Я ринулся в библиотеку, впился в толстенную "Ниву" и принялся копировать портрет композитора Рубинштейна - мне приглянулся тонкий узор морщинок на его лице; изображение какой-то гречанки и вообще все картинки подряд, а кое-какие, кажется, придумывал сам.
Все эти работы я развесил дома в спальне.
Мне был знаком уличный жаргон, известен обиходный лексикон.
Но слово "художник" было таким диковинным, книжным, будто залетевшим из другого мира, - может, оно мне и попадалось, но в нашем городке его никто и никогда не произносил.
Это что-то такое далекое от нас!
И сам я никогда бы на него не натолкнулся.
Но однажды ко мне пришел в гости приятель. Обозрев картинки на стенах, он воскликнул:
- Слушай, да ты настоящий художник!
- Художник? Кто, я - художник? Да нет… Чтобы я…
Он ушел, оставив меня в недоумении.
И тут же я вспомнил, что действительно видел где-то в нашем городке большую, как у лавочников, вывеску: "Школа живописи и рисунка художника Пэна".
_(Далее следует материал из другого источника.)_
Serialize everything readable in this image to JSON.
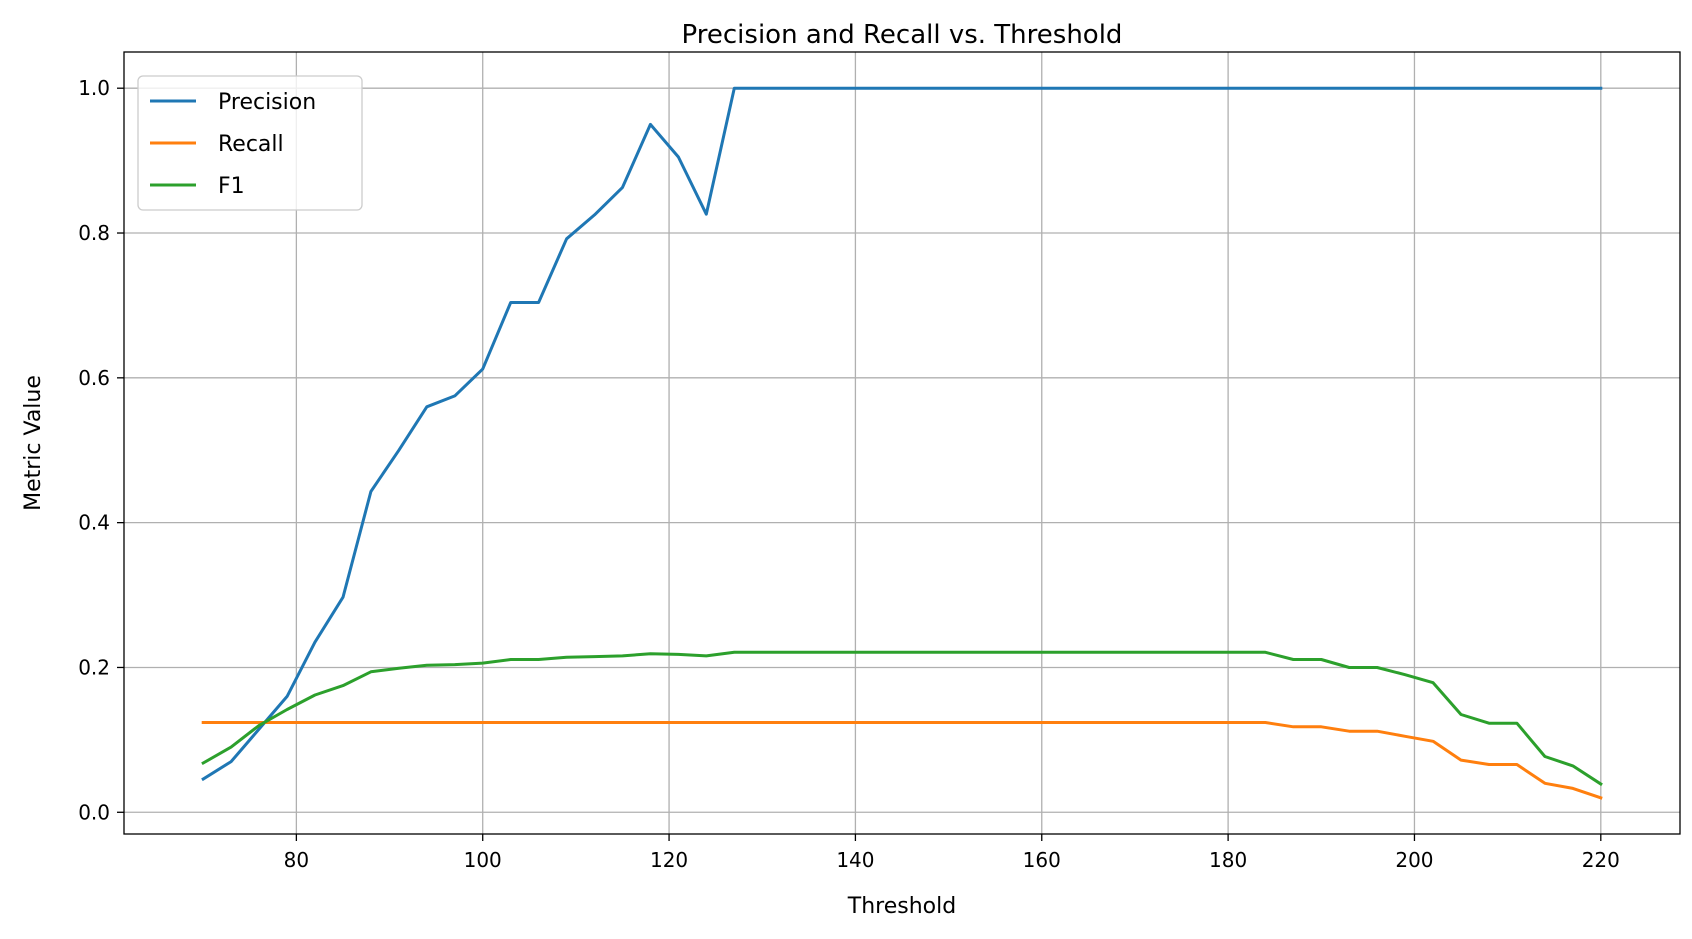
{
  "chart_data": {
    "type": "line",
    "title": "Precision and Recall vs. Threshold",
    "xlabel": "Threshold",
    "ylabel": "Metric Value",
    "xlim": [
      61.5,
      228.5
    ],
    "ylim": [
      -0.03,
      1.05
    ],
    "xticks": [
      80,
      100,
      120,
      140,
      160,
      180,
      200,
      220
    ],
    "yticks": [
      0.0,
      0.2,
      0.4,
      0.6,
      0.8,
      1.0
    ],
    "xtick_labels": [
      "80",
      "100",
      "120",
      "140",
      "160",
      "180",
      "200",
      "220"
    ],
    "ytick_labels": [
      "0.0",
      "0.2",
      "0.4",
      "0.6",
      "0.8",
      "1.0"
    ],
    "grid": true,
    "legend_position": "top-left",
    "x": [
      70,
      73,
      76,
      79,
      82,
      85,
      88,
      91,
      94,
      97,
      100,
      103,
      106,
      109,
      112,
      115,
      118,
      121,
      124,
      127,
      130,
      133,
      136,
      139,
      142,
      145,
      148,
      151,
      154,
      157,
      160,
      163,
      166,
      169,
      172,
      175,
      178,
      181,
      184,
      187,
      190,
      193,
      196,
      199,
      202,
      205,
      208,
      211,
      214,
      217,
      220
    ],
    "series": [
      {
        "name": "Precision",
        "color": "#1f77b4",
        "values": [
          0.046,
          0.07,
          0.115,
          0.16,
          0.235,
          0.297,
          0.443,
          0.5,
          0.56,
          0.575,
          0.612,
          0.704,
          0.704,
          0.792,
          0.825,
          0.863,
          0.95,
          0.905,
          0.826,
          1.0,
          1.0,
          1.0,
          1.0,
          1.0,
          1.0,
          1.0,
          1.0,
          1.0,
          1.0,
          1.0,
          1.0,
          1.0,
          1.0,
          1.0,
          1.0,
          1.0,
          1.0,
          1.0,
          1.0,
          1.0,
          1.0,
          1.0,
          1.0,
          1.0,
          1.0,
          1.0,
          1.0,
          1.0,
          1.0,
          1.0,
          1.0
        ]
      },
      {
        "name": "Recall",
        "color": "#ff7f0e",
        "values": [
          0.124,
          0.124,
          0.124,
          0.124,
          0.124,
          0.124,
          0.124,
          0.124,
          0.124,
          0.124,
          0.124,
          0.124,
          0.124,
          0.124,
          0.124,
          0.124,
          0.124,
          0.124,
          0.124,
          0.124,
          0.124,
          0.124,
          0.124,
          0.124,
          0.124,
          0.124,
          0.124,
          0.124,
          0.124,
          0.124,
          0.124,
          0.124,
          0.124,
          0.124,
          0.124,
          0.124,
          0.124,
          0.124,
          0.124,
          0.118,
          0.118,
          0.112,
          0.112,
          0.105,
          0.098,
          0.072,
          0.066,
          0.066,
          0.04,
          0.033,
          0.02
        ]
      },
      {
        "name": "F1",
        "color": "#2ca02c",
        "values": [
          0.068,
          0.09,
          0.12,
          0.142,
          0.162,
          0.175,
          0.194,
          0.199,
          0.203,
          0.204,
          0.206,
          0.211,
          0.211,
          0.214,
          0.215,
          0.216,
          0.219,
          0.218,
          0.216,
          0.221,
          0.221,
          0.221,
          0.221,
          0.221,
          0.221,
          0.221,
          0.221,
          0.221,
          0.221,
          0.221,
          0.221,
          0.221,
          0.221,
          0.221,
          0.221,
          0.221,
          0.221,
          0.221,
          0.221,
          0.211,
          0.211,
          0.2,
          0.2,
          0.19,
          0.179,
          0.135,
          0.123,
          0.123,
          0.077,
          0.064,
          0.039
        ]
      }
    ]
  }
}
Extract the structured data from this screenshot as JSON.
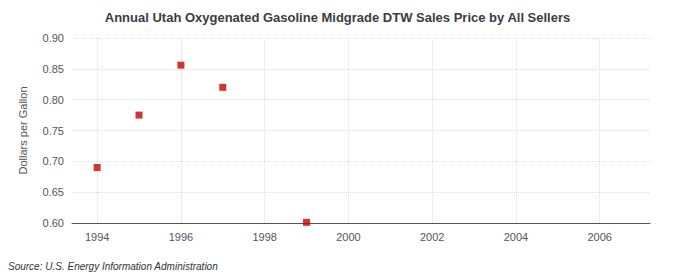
{
  "chart_data": {
    "type": "scatter",
    "title": "Annual Utah Oxygenated Gasoline Midgrade DTW Sales Price by All Sellers",
    "ylabel": "Dollars per Gallon",
    "annotations": [
      "Source: U.S. Energy Information Administration"
    ],
    "x": [
      1994,
      1995,
      1996,
      1997,
      1999
    ],
    "values": [
      0.69,
      0.775,
      0.856,
      0.82,
      0.601
    ],
    "color": "#cc0000",
    "marker": "square",
    "xlim": [
      1993.4,
      2007.2
    ],
    "ylim": [
      0.6,
      0.9
    ],
    "xticks": [
      1994,
      1996,
      1998,
      2000,
      2002,
      2004,
      2006
    ],
    "yticks": [
      {
        "value": 0.6,
        "label": "0.60"
      },
      0.65,
      {
        "value": 0.7,
        "label": "0.70"
      },
      0.75,
      {
        "value": 0.8,
        "label": "0.80"
      },
      0.85,
      {
        "value": 0.9,
        "label": "0.90"
      }
    ],
    "grid": true
  }
}
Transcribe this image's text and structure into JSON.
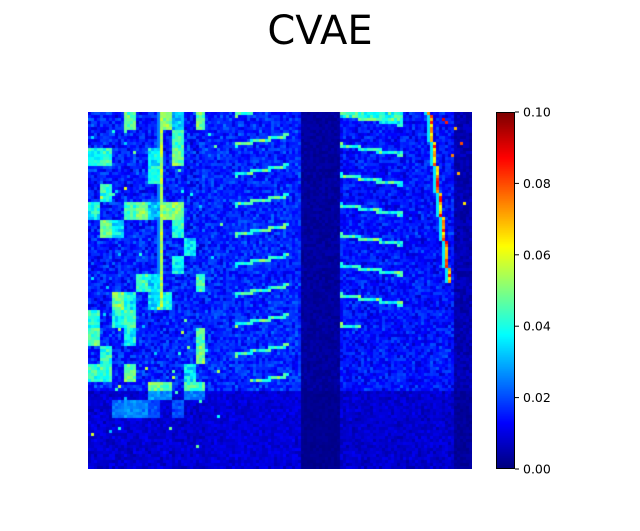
{
  "chart_data": {
    "type": "heatmap",
    "title": "CVAE",
    "xlabel": "",
    "ylabel": "",
    "axes_visible": false,
    "colormap": "jet",
    "colorbar": {
      "vmin": 0.0,
      "vmax": 0.1,
      "ticks": [
        {
          "value": 0.0,
          "label": "0.00"
        },
        {
          "value": 0.02,
          "label": "0.02"
        },
        {
          "value": 0.04,
          "label": "0.04"
        },
        {
          "value": 0.06,
          "label": "0.06"
        },
        {
          "value": 0.08,
          "label": "0.08"
        },
        {
          "value": 0.1,
          "label": "0.10"
        }
      ]
    },
    "grid_size": {
      "cols": 128,
      "rows": 119
    },
    "value_range_observed": [
      0.0,
      0.1
    ]
  }
}
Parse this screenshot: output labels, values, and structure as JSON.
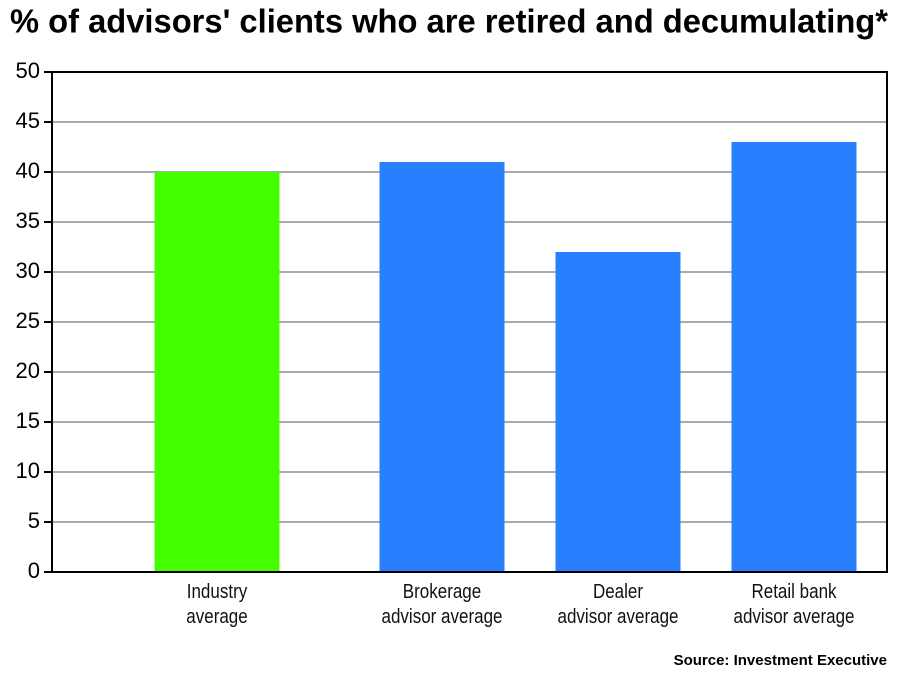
{
  "chart_data": {
    "type": "bar",
    "title": "% of advisors' clients who are retired and decumulating*",
    "categories": [
      "Industry\naverage",
      "Brokerage\nadvisor average",
      "Dealer\nadvisor average",
      "Retail bank\nadvisor average"
    ],
    "values": [
      40,
      41,
      32,
      43
    ],
    "colors": [
      "#44ff00",
      "#2a7fff",
      "#2a7fff",
      "#2a7fff"
    ],
    "ylim": [
      0,
      50
    ],
    "yticks": [
      0,
      5,
      10,
      15,
      20,
      25,
      30,
      35,
      40,
      45,
      50
    ],
    "grid": true,
    "source": "Source: Investment Executive"
  }
}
"Жребий брошен. Я должен поступить в эту школу и стать художником".
Тогда конец маминым планам сделать из меня приказчика, бухгалтера или, в лучшем случае, преуспевающего фотографа.
В один прекрасный день…

Мать печет хлеб. 1911. Бумага, тушь.
В один прекрасный день (а других и не бывает на свете), когда мама сажала в печку хлеб на длинной лопате, я подошел, тронул ее за перепачканный мукой локоть и сказал:
- Мама… я хочу быть художником.
Ни приказчиком, ни бухгалтером я не буду. Все, хватит! Не зря я все время чувствовал: должно случиться что-то особенное.
Посуди сама, разве я такой, как другие?
На что я гожусь?
Я хочу стать художником. Спаси меня, мамочка. Пойдем со мной. Ну, пойдем! В городе есть такое заведение, если я туда поступлю, пройду курс, то стану настоящим художником. И буду так счастлив!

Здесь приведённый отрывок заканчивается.